<社説>徒歩登校全国最低 歩く習慣身に付けさせよう

 児童生徒を自家用車で学校に送るのは毎朝、見慣れた光景だ。だが徒歩登校の少なさは子どもたちの肥満を助長し、健康にも悪影響を及ぼす懸念があり、見直しを考える必要がある。

 スポーツ庁が実施した2016年度の全国調査で、県内の小学校5年生男女の徒歩登校率が全国で最も低いことが分かった。
 徒歩登校の割合は小5男子の全国平均が92・9%に対し、県内は79・8%。小5女子の全国93・7%に対し、県内は79・8%と、男女とも全国で唯一、80%を下回った。
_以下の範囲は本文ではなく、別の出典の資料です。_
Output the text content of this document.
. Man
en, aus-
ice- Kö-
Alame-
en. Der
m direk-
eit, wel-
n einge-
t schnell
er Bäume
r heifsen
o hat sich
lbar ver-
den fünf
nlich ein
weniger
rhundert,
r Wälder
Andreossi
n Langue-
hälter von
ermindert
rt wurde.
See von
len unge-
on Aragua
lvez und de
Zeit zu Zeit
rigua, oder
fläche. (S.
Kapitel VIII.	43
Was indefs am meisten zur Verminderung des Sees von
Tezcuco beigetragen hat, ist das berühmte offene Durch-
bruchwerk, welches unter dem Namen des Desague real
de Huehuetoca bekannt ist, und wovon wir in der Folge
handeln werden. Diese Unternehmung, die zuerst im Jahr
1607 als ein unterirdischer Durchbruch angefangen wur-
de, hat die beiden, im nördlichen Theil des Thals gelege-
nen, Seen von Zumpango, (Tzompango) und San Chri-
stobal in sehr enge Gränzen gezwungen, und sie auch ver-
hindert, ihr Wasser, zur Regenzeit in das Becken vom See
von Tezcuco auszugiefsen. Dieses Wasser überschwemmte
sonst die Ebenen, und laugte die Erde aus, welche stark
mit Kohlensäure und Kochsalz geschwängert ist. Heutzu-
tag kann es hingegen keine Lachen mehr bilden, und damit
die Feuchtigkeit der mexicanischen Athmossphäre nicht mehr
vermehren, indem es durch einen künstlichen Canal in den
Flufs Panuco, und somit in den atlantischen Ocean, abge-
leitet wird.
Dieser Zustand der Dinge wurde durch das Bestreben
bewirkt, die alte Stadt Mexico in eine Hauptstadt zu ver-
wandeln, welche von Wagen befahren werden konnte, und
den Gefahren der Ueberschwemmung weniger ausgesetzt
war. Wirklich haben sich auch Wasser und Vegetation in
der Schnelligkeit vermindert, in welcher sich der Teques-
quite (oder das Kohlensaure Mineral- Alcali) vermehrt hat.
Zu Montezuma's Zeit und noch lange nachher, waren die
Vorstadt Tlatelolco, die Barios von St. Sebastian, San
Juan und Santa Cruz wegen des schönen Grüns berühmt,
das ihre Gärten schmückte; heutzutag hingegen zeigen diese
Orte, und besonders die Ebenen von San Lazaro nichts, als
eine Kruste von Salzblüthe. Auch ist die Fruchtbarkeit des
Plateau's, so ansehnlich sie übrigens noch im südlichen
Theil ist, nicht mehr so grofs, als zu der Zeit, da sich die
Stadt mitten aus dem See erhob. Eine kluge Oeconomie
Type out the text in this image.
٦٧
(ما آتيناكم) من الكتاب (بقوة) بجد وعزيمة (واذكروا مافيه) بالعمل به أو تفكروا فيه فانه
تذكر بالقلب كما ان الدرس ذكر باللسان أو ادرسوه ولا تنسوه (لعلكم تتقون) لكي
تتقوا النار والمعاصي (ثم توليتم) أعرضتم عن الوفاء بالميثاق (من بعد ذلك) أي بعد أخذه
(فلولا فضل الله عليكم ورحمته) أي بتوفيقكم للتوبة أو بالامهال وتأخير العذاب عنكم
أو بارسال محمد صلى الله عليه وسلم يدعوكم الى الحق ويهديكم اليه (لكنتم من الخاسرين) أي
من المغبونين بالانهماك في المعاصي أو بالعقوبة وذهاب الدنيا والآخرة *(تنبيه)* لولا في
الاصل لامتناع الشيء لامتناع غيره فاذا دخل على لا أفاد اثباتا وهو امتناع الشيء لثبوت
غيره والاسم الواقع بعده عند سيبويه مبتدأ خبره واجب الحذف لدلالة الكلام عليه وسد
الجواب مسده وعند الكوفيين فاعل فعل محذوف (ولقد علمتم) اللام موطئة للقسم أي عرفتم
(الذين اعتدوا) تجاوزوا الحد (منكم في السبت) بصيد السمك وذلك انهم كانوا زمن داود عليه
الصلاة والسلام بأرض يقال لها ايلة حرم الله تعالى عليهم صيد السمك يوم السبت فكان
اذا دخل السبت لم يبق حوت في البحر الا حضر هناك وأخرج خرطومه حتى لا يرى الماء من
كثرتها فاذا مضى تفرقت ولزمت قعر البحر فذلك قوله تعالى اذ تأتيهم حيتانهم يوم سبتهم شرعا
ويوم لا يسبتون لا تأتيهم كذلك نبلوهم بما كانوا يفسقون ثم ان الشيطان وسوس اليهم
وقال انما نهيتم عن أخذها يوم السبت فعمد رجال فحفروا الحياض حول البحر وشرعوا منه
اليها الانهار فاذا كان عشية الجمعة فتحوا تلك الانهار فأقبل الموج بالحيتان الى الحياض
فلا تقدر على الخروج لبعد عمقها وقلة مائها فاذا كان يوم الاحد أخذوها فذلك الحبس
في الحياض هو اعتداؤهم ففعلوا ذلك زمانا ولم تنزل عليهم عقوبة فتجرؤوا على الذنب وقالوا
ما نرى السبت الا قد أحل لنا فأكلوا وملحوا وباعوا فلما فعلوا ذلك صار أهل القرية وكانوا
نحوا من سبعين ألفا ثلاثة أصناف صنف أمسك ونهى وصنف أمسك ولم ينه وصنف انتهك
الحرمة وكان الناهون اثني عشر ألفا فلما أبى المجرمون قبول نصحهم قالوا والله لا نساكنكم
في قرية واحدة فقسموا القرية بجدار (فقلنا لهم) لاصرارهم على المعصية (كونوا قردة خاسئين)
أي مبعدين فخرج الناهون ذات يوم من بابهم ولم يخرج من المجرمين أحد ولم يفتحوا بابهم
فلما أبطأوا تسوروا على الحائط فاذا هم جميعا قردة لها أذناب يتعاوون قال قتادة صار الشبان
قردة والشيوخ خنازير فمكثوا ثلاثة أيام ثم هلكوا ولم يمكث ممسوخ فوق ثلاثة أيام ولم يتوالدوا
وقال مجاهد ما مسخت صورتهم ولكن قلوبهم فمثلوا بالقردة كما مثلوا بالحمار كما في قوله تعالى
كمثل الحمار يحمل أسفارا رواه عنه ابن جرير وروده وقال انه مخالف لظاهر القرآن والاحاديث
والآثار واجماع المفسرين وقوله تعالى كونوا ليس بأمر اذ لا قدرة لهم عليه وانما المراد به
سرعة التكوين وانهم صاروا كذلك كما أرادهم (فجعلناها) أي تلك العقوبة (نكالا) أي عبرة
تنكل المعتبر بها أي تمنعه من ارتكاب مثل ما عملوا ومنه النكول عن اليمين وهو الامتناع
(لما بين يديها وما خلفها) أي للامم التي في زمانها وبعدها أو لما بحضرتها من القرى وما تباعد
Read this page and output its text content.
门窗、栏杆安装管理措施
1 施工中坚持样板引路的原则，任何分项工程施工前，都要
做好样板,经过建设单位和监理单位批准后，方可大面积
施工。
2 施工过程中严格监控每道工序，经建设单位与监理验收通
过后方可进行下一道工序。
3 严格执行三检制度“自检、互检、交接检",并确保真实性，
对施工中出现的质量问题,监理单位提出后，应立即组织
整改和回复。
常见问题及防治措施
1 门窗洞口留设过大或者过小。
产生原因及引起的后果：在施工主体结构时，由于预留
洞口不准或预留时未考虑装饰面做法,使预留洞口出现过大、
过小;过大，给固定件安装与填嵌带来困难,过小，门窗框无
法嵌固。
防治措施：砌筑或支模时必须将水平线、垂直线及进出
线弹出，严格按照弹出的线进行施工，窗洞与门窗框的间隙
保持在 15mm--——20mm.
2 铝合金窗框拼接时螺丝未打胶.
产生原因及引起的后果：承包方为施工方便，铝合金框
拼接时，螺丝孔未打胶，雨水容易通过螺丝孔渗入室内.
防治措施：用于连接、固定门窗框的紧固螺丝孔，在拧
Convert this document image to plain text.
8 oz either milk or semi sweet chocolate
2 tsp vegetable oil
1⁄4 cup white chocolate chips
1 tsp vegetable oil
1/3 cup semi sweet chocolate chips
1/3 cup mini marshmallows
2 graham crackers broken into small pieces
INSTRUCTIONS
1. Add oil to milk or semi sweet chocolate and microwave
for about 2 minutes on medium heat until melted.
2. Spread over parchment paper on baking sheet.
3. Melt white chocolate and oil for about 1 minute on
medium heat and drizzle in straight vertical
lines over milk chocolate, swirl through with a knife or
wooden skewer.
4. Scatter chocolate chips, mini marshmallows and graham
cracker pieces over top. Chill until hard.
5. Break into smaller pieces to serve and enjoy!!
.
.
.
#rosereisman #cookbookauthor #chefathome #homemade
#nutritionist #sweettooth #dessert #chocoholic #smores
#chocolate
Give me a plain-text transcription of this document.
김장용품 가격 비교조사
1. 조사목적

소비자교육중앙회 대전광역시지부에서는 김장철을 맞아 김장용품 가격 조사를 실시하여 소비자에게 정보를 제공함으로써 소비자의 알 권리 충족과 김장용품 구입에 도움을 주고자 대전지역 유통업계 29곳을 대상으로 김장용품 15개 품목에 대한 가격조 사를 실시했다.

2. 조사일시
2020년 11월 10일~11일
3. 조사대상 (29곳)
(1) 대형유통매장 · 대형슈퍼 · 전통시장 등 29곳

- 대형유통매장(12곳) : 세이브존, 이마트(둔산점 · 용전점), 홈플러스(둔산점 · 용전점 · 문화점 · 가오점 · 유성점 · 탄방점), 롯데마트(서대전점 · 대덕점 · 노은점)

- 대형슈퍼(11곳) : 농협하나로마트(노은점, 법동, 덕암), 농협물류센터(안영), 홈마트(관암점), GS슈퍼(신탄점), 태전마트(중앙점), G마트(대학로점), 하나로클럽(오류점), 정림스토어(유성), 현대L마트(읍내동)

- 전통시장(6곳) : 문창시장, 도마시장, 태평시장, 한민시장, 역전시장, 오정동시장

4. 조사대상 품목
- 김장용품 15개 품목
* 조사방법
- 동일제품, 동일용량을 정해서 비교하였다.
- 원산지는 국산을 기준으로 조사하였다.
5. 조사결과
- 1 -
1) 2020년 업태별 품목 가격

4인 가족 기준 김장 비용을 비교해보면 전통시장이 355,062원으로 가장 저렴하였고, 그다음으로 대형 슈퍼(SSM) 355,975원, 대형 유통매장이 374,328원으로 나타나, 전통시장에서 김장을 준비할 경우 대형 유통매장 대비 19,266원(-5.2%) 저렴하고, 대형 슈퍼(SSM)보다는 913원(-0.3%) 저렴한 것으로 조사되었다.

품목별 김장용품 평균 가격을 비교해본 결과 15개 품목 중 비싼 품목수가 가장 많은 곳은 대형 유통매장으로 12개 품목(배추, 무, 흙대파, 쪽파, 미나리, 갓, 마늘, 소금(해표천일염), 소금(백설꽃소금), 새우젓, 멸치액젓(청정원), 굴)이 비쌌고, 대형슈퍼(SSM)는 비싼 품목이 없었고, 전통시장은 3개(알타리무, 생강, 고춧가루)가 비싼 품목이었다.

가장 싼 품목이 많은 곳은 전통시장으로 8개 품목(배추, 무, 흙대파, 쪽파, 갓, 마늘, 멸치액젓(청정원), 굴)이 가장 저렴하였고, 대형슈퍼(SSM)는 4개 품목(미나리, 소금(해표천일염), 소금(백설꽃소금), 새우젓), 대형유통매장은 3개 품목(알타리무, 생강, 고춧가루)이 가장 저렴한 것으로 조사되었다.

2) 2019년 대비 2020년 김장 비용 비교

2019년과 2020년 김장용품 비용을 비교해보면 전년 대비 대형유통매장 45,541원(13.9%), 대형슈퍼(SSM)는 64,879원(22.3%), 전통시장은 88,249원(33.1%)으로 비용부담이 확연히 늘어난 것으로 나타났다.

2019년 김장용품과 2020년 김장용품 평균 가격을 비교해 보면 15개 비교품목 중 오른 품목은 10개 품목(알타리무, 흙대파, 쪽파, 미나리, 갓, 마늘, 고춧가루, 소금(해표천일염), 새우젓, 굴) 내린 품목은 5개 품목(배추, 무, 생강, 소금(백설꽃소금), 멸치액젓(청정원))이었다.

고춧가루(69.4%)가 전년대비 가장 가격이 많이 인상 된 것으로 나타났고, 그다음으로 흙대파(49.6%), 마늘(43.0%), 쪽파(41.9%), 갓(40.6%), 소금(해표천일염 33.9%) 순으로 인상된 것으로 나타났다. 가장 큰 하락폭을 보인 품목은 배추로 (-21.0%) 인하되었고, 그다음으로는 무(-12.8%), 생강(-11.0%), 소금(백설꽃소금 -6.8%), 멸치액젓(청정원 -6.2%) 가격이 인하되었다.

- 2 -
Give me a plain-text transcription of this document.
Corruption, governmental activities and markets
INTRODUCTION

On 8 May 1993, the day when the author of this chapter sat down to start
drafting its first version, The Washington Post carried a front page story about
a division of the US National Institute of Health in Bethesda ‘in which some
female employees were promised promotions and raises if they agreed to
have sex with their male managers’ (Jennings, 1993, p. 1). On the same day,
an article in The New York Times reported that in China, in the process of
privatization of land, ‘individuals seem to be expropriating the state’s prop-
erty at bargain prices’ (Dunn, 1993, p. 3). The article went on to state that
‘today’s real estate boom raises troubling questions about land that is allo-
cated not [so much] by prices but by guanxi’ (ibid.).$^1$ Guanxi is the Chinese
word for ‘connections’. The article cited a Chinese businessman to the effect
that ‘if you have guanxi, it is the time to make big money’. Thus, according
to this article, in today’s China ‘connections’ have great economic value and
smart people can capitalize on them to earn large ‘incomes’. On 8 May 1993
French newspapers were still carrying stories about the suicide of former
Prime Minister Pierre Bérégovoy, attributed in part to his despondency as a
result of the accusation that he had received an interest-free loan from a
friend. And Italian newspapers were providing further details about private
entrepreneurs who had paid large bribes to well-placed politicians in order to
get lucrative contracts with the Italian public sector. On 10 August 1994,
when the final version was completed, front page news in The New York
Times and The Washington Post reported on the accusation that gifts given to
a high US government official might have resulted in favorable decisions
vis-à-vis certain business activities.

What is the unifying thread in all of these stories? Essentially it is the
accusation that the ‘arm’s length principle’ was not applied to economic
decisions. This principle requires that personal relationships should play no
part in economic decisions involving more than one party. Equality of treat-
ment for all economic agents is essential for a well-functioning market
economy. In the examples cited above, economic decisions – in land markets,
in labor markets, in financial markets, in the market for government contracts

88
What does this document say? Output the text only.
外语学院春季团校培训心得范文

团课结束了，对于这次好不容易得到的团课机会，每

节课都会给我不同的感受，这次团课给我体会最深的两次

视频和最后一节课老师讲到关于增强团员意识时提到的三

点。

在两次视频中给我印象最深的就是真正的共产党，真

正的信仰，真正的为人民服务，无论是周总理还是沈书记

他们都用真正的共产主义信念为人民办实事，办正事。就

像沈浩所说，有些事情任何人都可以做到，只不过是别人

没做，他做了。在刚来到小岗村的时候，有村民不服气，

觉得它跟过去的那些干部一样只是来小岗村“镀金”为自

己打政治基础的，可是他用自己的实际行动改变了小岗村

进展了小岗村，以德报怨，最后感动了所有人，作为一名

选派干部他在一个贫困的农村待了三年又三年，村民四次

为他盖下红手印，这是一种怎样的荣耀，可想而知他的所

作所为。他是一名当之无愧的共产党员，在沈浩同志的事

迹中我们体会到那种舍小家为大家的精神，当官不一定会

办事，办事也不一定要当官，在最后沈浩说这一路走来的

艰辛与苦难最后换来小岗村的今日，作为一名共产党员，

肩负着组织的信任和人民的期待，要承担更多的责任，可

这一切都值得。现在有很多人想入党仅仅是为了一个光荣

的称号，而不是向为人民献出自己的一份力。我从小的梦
 一方、登校方法を「路線バス、電車、自家用車」と回答した割合が県内の小学5年男女で全体の約4分の1。中2男子は28・9%、同女子は36・7%とさらに増え、両学年とも全国で最も高かった。
 県内の生活習慣病の専門家はこの結果を「深刻な状況」と受け止め、「肥満や生活習慣病は運動不足や生活スタイルの影響を受ける」と警鐘を鳴らしている。
 専門家は原因について「夜型の生活スタイルの影響」と分析する。夜型社会の影響で就寝、起床が遅く、自家用車で送ることが多い、とみているのだ。
 車社会の沖縄は歩かない生活習慣の傾向が強い。自宅から近い距離の買い物や用事も車でということが多い。車社会と夜型生活が児童生徒の「歩かない生活習慣」を助長している面があるだろう。
 16年度文部科学省調査で肥満度が20%以上の肥満傾向を見ると、県内は中1が12・47%(全国9・52%)と最も高い。5歳児、小3~高2の全学年で肥満傾向児の出現率が全国平均を上回っている。
 肥満は児童のメタボや小児生活習慣病の要因ともなる。学校、PTA、地域が連携し、よく歩き、スポーツに汗を流す生活習慣を身に付けさせる機運を高めたい。
 豊見城市は13年から徒歩の「てくてく登校」を推進している。とよみ小学校は95%の児童が徒歩で登校している。このような取り組みを県内各地域で進めたいところだ。
 一方、子どもを車で送迎する保護者は「不審者への不安」を理由に挙げる。送迎の車の混雑が交通渋滞の要因となり、子どもを通わせる保護者に不安を抱かせている。
 徒歩登校を推進するには通学路の交通安全指導や見守り活動など、安全の確保が欠かせない。地域全体の協力が必要だ。